Report: U.S. has established extensive covert surveillance operation in sub-Saharan Africa
A new report from the Washington Post revealed this week that the U.S. military has opened a new front, a surveillance front, in Africa against al-Qaeda. Small planes are being used extensive to gather intelligence on Qaeda operations all around Africa's embattled states.
Ouagadougou, Burkina Faso, is the hub of a vast, secret war involving covert surveillance and assassinations targeting al-Qaeda and other terror organizations — in Africa and around the world.
That's according to a new report from the Washington Post.
This covert operation seems to be the first initiative of a global strategy focused on failed states around the world, a way of repressing terrorists in these lawless, chaotic places.
Craig Whitlock, National Security reporter at the Post and the author of the story, said that while drones are being used as a part of this, but that's not the exclusive weapon. In fact, according to Whitlock, sometimes small, private planes, loaded with high-tech sensors and cameras, are flown around Africa on intelligence missions.
"I think this is something that's clever, on one hand, but, is something that hasn't really been discussed or debated back in the United States or even in these countries," he said.
African skies are filled with small planes, flying people and supplies all over the country. That's part of what makes this strategy so effective: it's hiding in plain sight.
"If they were flying a drone or if you had a Predator or Reaper aircraft in parts of Africa, they'd stick out like a sore thumb," Whitlock said. "These small planes...they just blend in like everything else."
The pilots of these planes typically aren't uniformed military service members. Rather, they're typically contractors, helping them blend in as well.

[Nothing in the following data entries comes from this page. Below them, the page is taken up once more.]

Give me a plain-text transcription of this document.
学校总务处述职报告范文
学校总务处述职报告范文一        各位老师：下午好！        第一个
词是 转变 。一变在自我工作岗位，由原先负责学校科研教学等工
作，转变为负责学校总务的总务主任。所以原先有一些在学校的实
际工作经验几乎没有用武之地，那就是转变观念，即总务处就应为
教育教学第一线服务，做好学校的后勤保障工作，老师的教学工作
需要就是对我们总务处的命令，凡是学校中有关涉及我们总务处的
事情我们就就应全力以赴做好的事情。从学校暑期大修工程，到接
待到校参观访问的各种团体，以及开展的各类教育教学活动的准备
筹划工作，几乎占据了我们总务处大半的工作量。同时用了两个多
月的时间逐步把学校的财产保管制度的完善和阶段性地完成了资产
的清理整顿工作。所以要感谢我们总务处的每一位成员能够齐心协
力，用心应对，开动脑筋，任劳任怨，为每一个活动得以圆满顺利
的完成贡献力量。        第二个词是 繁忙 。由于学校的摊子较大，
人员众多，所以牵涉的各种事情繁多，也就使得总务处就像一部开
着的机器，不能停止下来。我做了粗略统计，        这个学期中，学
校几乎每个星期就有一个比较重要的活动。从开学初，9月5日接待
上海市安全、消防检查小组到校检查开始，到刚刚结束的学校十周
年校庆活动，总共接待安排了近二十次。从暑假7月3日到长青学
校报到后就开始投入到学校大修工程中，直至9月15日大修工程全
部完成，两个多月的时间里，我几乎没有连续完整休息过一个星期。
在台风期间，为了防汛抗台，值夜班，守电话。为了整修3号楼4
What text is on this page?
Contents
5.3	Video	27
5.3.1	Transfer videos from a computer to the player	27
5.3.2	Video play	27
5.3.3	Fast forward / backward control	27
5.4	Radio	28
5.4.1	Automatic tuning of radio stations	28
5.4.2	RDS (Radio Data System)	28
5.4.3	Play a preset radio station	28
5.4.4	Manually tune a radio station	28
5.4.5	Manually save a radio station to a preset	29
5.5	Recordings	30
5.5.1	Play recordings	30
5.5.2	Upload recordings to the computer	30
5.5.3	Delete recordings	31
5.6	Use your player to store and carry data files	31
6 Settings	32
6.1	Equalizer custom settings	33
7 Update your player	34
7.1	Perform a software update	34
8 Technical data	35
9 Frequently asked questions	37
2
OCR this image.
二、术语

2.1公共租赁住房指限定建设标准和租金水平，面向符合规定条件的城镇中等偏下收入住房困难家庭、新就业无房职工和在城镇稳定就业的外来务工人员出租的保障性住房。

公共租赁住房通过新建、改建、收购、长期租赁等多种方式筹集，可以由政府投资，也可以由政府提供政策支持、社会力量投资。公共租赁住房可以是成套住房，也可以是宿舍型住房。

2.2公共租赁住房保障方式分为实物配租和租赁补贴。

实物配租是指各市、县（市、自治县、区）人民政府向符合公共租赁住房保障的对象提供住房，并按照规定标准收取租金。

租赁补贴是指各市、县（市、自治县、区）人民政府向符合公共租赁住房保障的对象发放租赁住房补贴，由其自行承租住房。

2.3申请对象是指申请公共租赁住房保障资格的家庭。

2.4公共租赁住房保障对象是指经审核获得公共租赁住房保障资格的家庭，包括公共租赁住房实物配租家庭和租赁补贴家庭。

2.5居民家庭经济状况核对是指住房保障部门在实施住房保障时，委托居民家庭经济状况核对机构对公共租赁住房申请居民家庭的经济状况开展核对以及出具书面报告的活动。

The presence of this U.S. operation in Burkina Faso, a former French colony, is somewhat puzzling. It doesn't have long ties to the United States and it's extremely poor.
"What Burkina Faso brings strategically is that it's located to the south of the Sahara and near some of these chaotic states," Whitlock said.
An al-Qaeda affiliate has taken root in the sub-Saharan Africa region, and Burkina Faso is a relatively stable nation close by, but relatively unbothered by al-Qaeda.
It turned out, Whitlock said, to be a very good place for the United States to base this operation.
While the operation is secret, Whitlock said on his trip to Ouagadougou locals had noticed the presence of some 50 to 60 Americans. It wasn't a place where Americans were typically seen.
So the presence of quite a few young, fit Americans men with short haircuts attracted attention.
"But I don't think they knew the details," Whitlock said.
USAFRICOM, the military command charged with overseeing operations in Africa, didn't deny any of the details in the Washington Post report, but declined to discuss specific operations.
"They said these partnerships they have with African countries that allow them to conduct surveillance are a valuable part of their strategic approach to containing and keeping an eye on terrorist groups," Whitlock said.